By: Yama Hazheer
Andre Iguodala has been the underrated motor to the Warriors’ success this season. It’s difficult to forget a little over $12 million a year on the roster, but given the fact that Stephen Curry, Klay Thompson, and Draymond Green have emerged as the faces of Golden State, Iguodala is often forgotten or under-appreciated.
The 31-year old is the second oldest player on the team behind journeyman Leandro Barbosa, but he definitely plays like the most intelligent. Steve Kerr has called Iguodala one of the smartest players he has ever been around on numerous occasions. That’s coming from a guy who’s been around Michael Jordan, Scottie Pippen, Dennis Rodman, Tim Duncan, and other Hall-of-Fame worthy players. With both Iguodala and Kerr being former Arizona Wildcats, they have been fond of each other this season.
Mark Jackson was a primary factor in Iguodala fleeing from Denver and joining the Warriors. Many feared he would take the coaching change harder than others, but the two have meshed well. Reporters asked Iguodala after a practice earlier in the season to mention the differences between Jackson and Kerr, he jokingly said, “one is white, and one is black.”
Iguodala has transitioned to the bench role well. His numbers have gone down, but he’s been able to help the team in other areas.
He serves as the leader to not only the second unit, but also fits that mold with the starters at times, too. He’s been a significant mentor for Klay Thompson and his defensive progression. Iguodala has helped Stephen Curry become a better player, as well. He constantly passes the ball to Curry, more than anyone else on the team and seems to find him always at the right time. 17.1 percent of Iguodala’s passes go to Curry.
The 6th Man of the Year award usually goes to the player who scores the most points for their team off the bench. In that case, Iguodala’s candidacy will be skipped over. However, he deserves more mentions than he has been getting. He’s one of the few bench players in the league that can come into a game and shut down the opposing team’s best player.
Iguodala holds his man to just 41 percent shooting from the field. Although he’s not as quick as he once was, he uses his experience and IQ to stick with some of the talented young wings in the game.
Curry can play off the ball more often when Iguodala is in the game. He can take care of the facilitator duties while Curry comes off screens and goes into scoring mode. There’s little Iguodala can’t do on a basketball court.
He isn’t attacking the basket as much as he once did and his free-throw shooting has gone south, turning him into mainly a catch-and-shoot player. He shoots 37.5 percent from beyond the arc in catch-and-shoot situations. He’s also shooting 57.7 percent on two-point shots on the year.
But make no mistake; Iguodala can score when he is in that mentality.
In the past three games without Thompson in the lineup, Iguodala has provided Golden State with a scoring spark off the bench. He’s averaged 14.6 points, on 62.9 percent shooting from the field, 70 percent from the free-throw line, made 3 three-pointers all in 27.6 minutes during those contests.

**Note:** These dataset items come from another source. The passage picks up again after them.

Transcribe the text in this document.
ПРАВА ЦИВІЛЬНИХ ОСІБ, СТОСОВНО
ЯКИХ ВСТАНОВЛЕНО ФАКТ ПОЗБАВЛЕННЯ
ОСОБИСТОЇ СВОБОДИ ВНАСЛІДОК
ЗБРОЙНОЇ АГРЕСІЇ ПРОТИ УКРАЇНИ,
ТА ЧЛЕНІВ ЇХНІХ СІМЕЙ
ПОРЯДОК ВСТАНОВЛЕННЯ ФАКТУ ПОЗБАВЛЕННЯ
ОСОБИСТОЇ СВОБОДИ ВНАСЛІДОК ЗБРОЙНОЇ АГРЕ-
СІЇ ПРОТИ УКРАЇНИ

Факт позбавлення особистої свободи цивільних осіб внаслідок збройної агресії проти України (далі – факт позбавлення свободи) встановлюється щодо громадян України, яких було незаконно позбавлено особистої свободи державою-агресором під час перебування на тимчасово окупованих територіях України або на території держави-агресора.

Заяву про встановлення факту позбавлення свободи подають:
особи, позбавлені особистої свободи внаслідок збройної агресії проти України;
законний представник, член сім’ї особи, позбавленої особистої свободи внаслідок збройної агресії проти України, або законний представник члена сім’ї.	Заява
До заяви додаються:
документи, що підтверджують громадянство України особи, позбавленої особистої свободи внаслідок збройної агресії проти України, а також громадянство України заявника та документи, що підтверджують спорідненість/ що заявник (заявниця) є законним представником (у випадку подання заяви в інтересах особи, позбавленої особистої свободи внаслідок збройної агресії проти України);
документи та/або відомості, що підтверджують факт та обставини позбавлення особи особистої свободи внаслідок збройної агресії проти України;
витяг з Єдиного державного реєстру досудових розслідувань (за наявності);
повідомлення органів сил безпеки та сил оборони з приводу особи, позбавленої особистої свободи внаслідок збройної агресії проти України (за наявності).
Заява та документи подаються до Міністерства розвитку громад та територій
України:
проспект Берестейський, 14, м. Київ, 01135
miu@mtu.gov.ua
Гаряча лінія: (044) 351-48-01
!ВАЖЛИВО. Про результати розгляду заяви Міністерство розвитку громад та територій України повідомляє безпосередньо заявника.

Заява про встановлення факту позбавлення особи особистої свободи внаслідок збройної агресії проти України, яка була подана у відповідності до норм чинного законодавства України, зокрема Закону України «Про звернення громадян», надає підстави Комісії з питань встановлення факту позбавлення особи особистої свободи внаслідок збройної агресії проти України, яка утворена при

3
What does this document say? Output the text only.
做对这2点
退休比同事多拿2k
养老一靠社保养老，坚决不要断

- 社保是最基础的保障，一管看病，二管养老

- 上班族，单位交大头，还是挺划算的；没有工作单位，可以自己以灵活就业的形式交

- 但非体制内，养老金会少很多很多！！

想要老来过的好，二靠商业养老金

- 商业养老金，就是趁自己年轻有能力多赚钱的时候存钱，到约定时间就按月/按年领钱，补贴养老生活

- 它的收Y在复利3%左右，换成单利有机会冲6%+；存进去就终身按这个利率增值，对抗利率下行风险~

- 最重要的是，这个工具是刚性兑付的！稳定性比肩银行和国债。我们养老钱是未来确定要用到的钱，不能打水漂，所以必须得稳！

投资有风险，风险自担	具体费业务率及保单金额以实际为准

Igudoala has started in over 800 games during his NBA tenure, but has come off the bench for every single one so far this season. He hasn’t complained once. His usage rate is at 13.0, the lowest it’s been since his rookie season.
Despite the numbers saying he’s not the All-Star he once was, it’s evident he is one of the more valuable players on the team and a critical part to the team’s exceptional season.